As per the report, global adult obesity nearly doubled in the last two decades going from 343.1 million in 2000 to 675.7 million in 2016. The report goes on to claim that these incidences of rising obesity are alarming and are going to maintain an incremental trend during the next couple of years.
How to define obesity?
Senior bariatric and metabolic surgeon Dr Raj Palaniappan emphasises: “Obesity is abnormal or excessive accumulation of fat that exceeds the body standards and presents a risk to one’s health and quality of life.” To define in numbers based on the Body Mass Index (BMI), obesity is classified based on ethnicity. For Caucasians & Africans, when someone has a BMI of 30 or above, whereas a BMI of 40 or above is classified as morbid obesity, a disease by itself. For Asians, Arabs and Indians the same calculation is reduced by 2.5 BMI as these ethnicities are prone to obesity-related issues earlier than Caucasians.
Diseases and comorbidities caused by obesity
Obesity is in itself a serious illness, as being obese invites several other diseases some of which are life-threatening. Dr Palaniappan mentions that diseases such as diabetes, cholesterol, high blood pressure, cardiovascular issues and sleep apnea can be linked to obesity. There are even some cancers that are linked to obesity. Apart from these, fatty liver diseases, osteoarthritis and gallbladder issues also develop as a result of obesity. In women, hormonal imbalances like polycystic ovarian disease and infertility are growing at an alarming pace that threatens the entire quality of their life. Such associated disease reduces one’s lifespan by 8 – 10%
How do you find out that lifestyle changes aren’t working?
As we grow older, our metabolism keeps on slowing down which can lead to obesity. Further if one focuses on just controlling his or her diet without giving much emphasis to exercising, then also a person would find it difficult to lose weight.
Apart from the above mentioned factors, hormonal imbalances in women, particularly in the case of PCOD can make women struggle to lose weight. Another important lifestyle factor that affects weight management negatively is our sleeping pattern. Dr Palaniappan adds that “too much stress and too little sleep also won’t let you lose weight despite dieting and exercise.”
When does bariatric surgery become a viable option?
Dr Palaniappan says that Bariatric surgery becomes a viable option when “women gain 30 kg more and men gain 40 kg over the normal weight limit, and when they develop diseases because of obesity.”
He further adds that if your quality of life, including your productivity and your daily routine, gets cut short by half because of your excess weight, then you should look at bariatric surgery as a viable alternative to lose weight.
Types of bariatric surgeries
Broadly speaking, there are three main kinds of bariatric surgical techniques which are detailed below.

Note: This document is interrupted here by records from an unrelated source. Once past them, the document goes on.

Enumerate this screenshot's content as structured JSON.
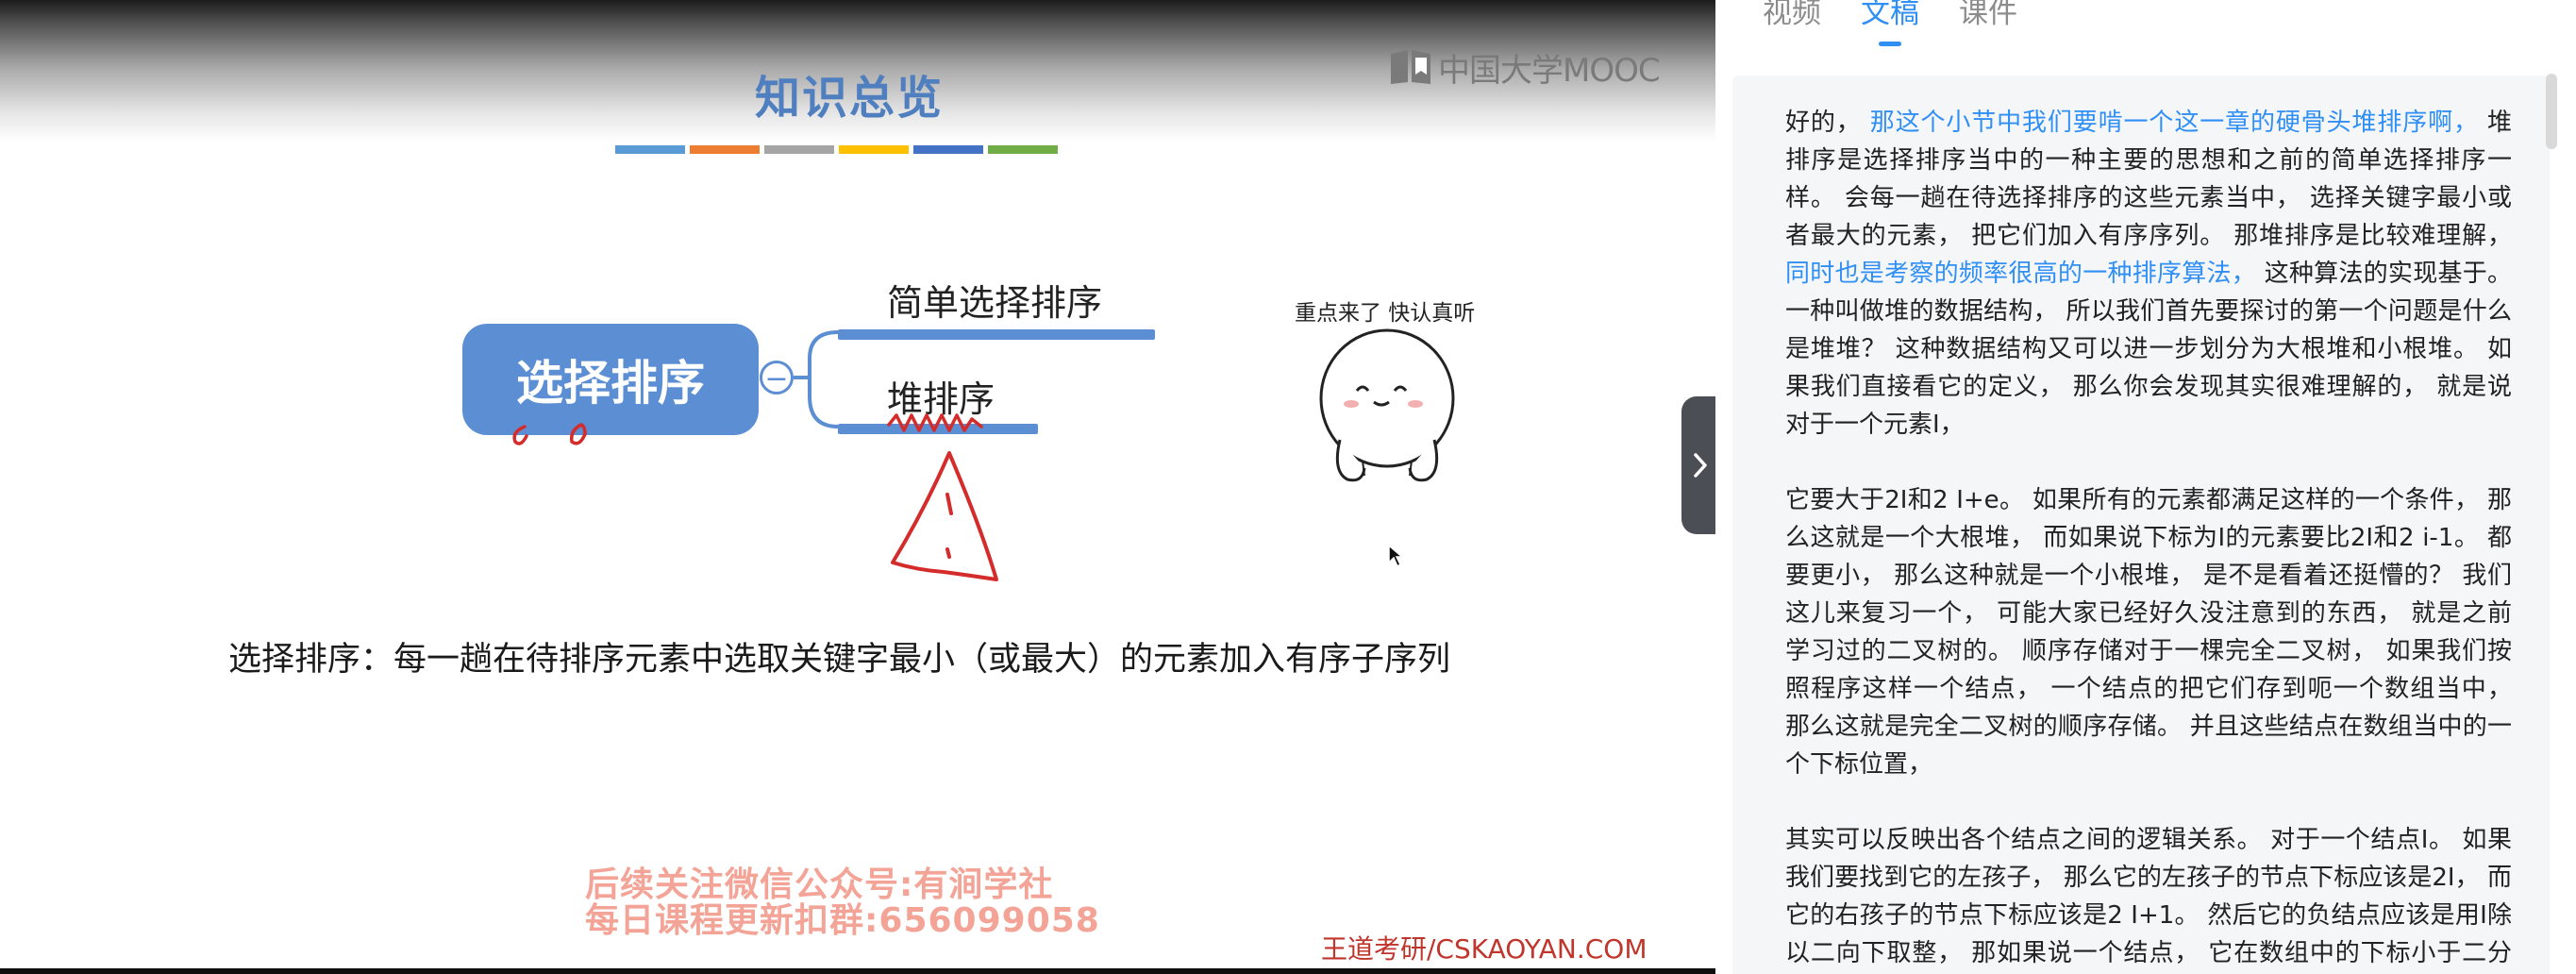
{
  "video": {
    "slide_title": "知识总览",
    "brand_logo_text": "中国大学MOOC",
    "color_bars": [
      "#5b9bd5",
      "#ed7d31",
      "#a5a5a5",
      "#ffc000",
      "#4472c4",
      "#70ad47"
    ],
    "mindmap": {
      "root": "选择排序",
      "collapse_symbol": "−",
      "branches": [
        "简单选择排序",
        "堆排序"
      ]
    },
    "sticker_caption": "重点来了 快认真听",
    "definition": "选择排序：每一趟在待排序元素中选取关键字最小（或最大）的元素加入有序子序列",
    "watermark_line1": "后续关注微信公众号:有涧学社",
    "watermark_line2": "每日课程更新扣群:656099058",
    "source_label": "王道考研/CSKAOYAN.COM"
  },
  "panel": {
    "tabs": [
      {
        "label": "视频",
        "active": false
      },
      {
        "label": "文稿",
        "active": true
      },
      {
        "label": "课件",
        "active": false
      }
    ],
    "expand_icon": "chevron-right-icon",
    "accent_color": "#2f8ff5",
    "paragraphs": [
      [
        {
          "text": "好的， ",
          "highlight": false
        },
        {
          "text": "那这个小节中我们要啃一个这一章的硬骨头堆排序啊， ",
          "highlight": true
        },
        {
          "text": "堆排序是选择排序当中的一种主要的思想和之前的简单选择排序一样。 会每一趟在待选择排序的这些元素当中， 选择关键字最小或者最大的元素， 把它们加入有序序列。 那堆排序是比较难理解， ",
          "highlight": false
        },
        {
          "text": "同时也是考察的频率很高的一种排序算法， ",
          "highlight": true
        },
        {
          "text": "这种算法的实现基于。 一种叫做堆的数据结构， 所以我们首先要探讨的第一个问题是什么是堆堆？ 这种数据结构又可以进一步划分为大根堆和小根堆。 如果我们直接看它的定义， 那么你会发现其实很难理解的， 就是说对于一个元素I，",
          "highlight": false
        }
      ],
      [
        {
          "text": "它要大于2I和2 I+e。 如果所有的元素都满足这样的一个条件， 那么这就是一个大根堆， 而如果说下标为I的元素要比2I和2 i-1。 都要更小， 那么这种就是一个小根堆， 是不是看着还挺懵的？ 我们这儿来复习一个， 可能大家已经好久没注意到的东西， 就是之前学习过的二叉树的。 顺序存储对于一棵完全二叉树， 如果我们按照程序这样一个结点， 一个结点的把它们存到呃一个数组当中， 那么这就是完全二叉树的顺序存储。 并且这些结点在数组当中的一个下标位置，",
          "highlight": false
        }
      ],
      [
        {
          "text": "其实可以反映出各个结点之间的逻辑关系。 对于一个结点I。 如果我们要找到它的左孩子， 那么它的左孩子的节点下标应该是2I， 而它的右孩子的节点下标应该是2 I+1。 然后它的负结点应该是用I除以二向下取整， 那如果说一个结点， 它在数组中的下标小于二分之n，",
          "highlight": false
        }
      ]
    ]
  }
}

Restrictive operation: Restrictive operation is the one in which the size of the stomach is reduced to a banana shape and no other organ is touched in this kind of bariatric surgery.
Malabsorptive operation: The absorption capability of the intestine is reduced by 25 – 50% depending on the weight and associated diseases, therefore fewer calories go into the body ultimately reducing the weight of the individual.
Metabolic operation: In this procedure, hormonal changes are made inside the body by bypassing the first part of the proximal small intestine from allowing food that makes you burn more calories, have less food and feel full even after a small meal.
There is no one-size-fits-all treatment, each patient is offered a tailor-made procedure from the three techniques of bariatric surgery. The ideal treatment plan is based on the patient’s biological history, age, health issues, etc. According to Dr Palaniappan, “a patient benefits much more with a tailor-made approach.”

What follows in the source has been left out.